HYDERABAD: Soon you may be able to interact with virtual assistants like Siri, Alexa and smart devices like Google Home in regional languages as International Institute of Information Technology-Hyderabad (IIIT-H) is working on a unique speech technology in Telugu.
A year-long pilot project at a cost of Rs 1 crore has been granted under the central government’s National Mission on Natural Language Translation also known as ‘Bahubashak’ to the Language Technologies Research Centre at IIIT-H by the ministry of electronics and information technology. As part of this, a team of researchers have to develop speech datasets in Telugu.
Currently, users can interact with smart devices such as Alexa only in English or Hindi in India. Researchers said this is primarily because there is not enough datasets available in other regional languages. By developing datasets in regional languages, the idea is to enable smart devices/assistants to remove language barriers in India.
“Artificial intelligence completely depends on datasets. The more data is fed into the system, the more efficient it becomes. We will be collecting close to 2,000 hours in Telugu as part of this pilot project,” said Prof Prakash Yalla, primary investigator for the project, who would also be one of the advisor at the national level.
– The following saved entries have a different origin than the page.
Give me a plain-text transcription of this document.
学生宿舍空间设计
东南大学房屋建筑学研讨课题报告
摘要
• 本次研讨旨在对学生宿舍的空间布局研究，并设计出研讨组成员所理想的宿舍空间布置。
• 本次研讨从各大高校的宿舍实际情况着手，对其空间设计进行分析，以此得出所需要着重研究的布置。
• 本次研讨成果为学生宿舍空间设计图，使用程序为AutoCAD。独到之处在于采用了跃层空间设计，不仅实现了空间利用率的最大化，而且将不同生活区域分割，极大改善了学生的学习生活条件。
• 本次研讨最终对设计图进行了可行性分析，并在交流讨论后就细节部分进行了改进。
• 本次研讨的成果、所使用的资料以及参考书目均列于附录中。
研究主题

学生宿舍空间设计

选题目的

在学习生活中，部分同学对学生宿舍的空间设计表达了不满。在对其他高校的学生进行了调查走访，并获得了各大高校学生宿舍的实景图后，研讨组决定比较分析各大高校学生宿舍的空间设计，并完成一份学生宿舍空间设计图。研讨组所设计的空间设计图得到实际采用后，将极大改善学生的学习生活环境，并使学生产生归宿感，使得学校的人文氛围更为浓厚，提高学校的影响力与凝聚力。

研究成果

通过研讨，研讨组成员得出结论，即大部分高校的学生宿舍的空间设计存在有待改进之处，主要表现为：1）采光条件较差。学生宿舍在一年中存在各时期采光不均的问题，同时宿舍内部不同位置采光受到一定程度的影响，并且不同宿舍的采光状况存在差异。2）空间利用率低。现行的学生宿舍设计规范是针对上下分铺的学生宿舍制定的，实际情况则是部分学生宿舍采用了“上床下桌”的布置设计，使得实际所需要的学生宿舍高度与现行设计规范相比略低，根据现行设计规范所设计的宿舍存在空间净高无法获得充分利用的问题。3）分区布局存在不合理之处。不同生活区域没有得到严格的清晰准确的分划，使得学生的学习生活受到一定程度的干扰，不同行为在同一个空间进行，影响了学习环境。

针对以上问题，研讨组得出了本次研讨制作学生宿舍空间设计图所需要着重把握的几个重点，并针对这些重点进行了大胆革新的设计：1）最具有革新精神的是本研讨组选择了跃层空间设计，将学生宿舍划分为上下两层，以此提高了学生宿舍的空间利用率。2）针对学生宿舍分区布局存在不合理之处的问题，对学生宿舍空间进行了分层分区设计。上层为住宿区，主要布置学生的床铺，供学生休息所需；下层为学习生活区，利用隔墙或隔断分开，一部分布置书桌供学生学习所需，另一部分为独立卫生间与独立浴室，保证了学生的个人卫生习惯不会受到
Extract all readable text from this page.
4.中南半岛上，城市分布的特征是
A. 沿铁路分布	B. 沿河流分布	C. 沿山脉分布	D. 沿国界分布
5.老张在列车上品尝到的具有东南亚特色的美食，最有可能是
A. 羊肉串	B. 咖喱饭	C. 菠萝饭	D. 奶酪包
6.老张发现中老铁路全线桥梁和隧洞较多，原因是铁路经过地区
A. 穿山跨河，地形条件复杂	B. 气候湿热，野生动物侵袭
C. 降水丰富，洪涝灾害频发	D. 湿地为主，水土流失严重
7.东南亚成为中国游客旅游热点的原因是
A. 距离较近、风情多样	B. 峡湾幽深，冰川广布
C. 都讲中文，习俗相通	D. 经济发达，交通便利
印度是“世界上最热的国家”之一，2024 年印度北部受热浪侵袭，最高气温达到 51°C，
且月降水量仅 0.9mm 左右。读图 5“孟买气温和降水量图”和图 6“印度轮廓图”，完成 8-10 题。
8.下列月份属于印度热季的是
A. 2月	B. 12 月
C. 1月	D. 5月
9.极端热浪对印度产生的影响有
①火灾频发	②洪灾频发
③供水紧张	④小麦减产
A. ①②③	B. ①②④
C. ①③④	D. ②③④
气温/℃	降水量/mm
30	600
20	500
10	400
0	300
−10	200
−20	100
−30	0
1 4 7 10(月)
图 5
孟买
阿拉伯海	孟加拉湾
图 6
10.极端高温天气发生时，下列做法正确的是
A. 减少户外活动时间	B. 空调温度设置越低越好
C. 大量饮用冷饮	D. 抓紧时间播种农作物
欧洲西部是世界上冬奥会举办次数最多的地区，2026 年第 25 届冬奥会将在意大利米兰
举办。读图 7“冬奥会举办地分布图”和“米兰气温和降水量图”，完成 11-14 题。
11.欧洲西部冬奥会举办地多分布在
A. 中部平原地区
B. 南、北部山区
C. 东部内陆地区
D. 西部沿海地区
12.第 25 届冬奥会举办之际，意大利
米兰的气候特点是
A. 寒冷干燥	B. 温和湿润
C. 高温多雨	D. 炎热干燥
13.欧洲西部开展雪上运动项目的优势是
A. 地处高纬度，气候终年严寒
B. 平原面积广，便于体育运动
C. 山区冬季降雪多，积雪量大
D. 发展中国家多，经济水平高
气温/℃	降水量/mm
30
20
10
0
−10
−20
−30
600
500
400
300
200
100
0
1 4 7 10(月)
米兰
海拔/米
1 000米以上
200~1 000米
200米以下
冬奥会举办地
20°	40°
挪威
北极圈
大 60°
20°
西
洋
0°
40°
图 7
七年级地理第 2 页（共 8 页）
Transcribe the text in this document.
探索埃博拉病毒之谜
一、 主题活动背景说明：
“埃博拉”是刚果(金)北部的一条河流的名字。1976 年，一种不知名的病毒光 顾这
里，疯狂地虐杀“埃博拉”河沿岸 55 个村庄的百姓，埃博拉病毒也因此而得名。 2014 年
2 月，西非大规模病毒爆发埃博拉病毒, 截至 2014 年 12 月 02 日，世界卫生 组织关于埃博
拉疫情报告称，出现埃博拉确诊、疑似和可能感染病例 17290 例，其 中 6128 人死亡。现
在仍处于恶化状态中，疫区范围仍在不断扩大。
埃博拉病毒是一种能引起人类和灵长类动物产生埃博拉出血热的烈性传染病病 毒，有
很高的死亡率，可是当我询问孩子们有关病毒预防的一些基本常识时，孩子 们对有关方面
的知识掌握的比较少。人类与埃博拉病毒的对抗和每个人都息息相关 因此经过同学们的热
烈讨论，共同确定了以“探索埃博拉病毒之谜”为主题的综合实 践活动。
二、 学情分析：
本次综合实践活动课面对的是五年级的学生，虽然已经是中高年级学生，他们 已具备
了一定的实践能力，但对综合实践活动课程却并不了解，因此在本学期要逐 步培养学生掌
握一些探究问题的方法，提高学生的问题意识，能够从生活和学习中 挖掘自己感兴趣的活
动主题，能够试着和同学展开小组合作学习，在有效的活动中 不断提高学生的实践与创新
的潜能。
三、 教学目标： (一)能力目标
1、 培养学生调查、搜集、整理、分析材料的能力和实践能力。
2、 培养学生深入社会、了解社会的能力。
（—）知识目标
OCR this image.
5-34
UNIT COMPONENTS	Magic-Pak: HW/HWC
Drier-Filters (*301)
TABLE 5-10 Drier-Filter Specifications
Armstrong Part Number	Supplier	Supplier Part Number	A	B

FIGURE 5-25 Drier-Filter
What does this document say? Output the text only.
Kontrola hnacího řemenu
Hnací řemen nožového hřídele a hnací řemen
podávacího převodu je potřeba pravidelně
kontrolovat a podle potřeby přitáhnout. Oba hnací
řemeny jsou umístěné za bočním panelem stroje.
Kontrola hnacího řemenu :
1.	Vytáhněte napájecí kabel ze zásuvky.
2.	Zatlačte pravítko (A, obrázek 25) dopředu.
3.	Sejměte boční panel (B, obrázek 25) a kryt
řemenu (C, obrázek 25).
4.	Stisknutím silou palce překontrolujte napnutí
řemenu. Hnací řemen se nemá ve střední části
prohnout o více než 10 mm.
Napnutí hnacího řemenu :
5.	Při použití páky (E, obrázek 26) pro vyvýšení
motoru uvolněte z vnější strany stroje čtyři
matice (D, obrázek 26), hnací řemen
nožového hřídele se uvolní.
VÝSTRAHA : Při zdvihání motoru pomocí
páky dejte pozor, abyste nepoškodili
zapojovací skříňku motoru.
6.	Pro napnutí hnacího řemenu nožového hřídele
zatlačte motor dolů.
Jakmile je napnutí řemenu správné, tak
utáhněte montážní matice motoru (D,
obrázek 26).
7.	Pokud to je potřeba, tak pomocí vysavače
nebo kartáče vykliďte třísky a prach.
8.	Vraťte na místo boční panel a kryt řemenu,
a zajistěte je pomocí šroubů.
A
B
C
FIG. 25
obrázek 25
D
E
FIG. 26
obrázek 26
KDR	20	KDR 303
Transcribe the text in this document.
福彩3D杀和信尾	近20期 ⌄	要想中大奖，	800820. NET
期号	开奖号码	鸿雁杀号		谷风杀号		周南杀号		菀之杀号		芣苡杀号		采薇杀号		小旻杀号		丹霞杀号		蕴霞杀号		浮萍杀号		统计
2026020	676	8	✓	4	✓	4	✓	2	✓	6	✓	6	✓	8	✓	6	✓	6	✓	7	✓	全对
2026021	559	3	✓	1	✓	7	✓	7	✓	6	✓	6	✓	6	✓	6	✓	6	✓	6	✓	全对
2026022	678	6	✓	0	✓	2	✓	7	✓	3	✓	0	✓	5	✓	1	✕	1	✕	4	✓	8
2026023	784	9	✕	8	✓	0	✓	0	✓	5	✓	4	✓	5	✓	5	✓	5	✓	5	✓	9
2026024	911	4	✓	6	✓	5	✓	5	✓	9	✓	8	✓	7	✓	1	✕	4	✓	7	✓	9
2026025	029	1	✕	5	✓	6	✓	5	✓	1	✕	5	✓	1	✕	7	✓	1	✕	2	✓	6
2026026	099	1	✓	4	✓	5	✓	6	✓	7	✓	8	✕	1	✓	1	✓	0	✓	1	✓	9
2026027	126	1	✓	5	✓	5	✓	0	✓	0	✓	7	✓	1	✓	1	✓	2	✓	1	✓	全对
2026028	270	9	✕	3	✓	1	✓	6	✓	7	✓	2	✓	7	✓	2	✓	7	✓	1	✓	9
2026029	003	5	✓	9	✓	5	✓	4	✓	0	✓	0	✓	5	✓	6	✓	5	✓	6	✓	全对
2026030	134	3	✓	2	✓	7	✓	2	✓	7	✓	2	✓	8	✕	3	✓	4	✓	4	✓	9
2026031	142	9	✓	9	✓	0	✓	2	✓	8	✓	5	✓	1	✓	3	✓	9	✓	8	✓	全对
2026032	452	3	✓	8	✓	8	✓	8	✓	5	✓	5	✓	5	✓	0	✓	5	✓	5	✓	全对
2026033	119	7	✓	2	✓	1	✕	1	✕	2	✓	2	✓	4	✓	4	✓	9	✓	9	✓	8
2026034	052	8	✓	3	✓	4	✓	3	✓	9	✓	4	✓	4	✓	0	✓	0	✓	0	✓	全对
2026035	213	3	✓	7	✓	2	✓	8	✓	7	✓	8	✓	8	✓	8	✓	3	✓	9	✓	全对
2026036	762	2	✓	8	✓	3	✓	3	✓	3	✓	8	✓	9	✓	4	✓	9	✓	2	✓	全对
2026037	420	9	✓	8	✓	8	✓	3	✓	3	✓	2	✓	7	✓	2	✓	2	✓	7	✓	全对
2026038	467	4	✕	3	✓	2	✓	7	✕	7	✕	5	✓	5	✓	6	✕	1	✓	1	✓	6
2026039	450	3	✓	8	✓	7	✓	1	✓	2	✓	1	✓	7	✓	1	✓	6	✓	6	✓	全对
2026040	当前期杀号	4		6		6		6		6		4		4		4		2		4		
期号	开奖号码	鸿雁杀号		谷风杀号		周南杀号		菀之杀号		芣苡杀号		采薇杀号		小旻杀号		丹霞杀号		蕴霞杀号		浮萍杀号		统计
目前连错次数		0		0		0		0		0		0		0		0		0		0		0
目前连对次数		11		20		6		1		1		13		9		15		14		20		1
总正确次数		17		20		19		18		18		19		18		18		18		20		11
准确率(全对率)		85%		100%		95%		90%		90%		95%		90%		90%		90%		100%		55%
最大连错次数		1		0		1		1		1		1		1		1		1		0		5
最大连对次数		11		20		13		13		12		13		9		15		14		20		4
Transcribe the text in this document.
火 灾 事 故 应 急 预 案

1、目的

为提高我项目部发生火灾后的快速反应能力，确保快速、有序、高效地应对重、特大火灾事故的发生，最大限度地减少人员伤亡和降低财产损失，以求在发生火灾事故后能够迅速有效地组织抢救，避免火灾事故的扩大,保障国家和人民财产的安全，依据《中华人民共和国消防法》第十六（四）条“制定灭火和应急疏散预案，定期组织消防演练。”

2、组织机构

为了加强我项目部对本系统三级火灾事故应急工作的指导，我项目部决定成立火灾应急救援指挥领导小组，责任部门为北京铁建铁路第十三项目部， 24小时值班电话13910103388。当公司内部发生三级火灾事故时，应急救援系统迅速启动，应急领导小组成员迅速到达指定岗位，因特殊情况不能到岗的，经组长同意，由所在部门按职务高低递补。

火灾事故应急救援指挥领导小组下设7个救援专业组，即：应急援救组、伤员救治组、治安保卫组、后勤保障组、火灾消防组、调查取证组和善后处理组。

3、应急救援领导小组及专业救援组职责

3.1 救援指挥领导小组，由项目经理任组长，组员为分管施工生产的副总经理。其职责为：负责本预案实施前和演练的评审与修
The researchers would crowd-source conversations in Telugu to develop speech datasets. Not just that, it would also be a nodal agency to establish protocols and standards for other regional languages. “We have to set protocols and mechanisms to enable crowd-sourcing of content. So, we will be deciding on how to make people contribute their conversations, incentives, transcription, quality and privacy of such content,” Prof Yalla said.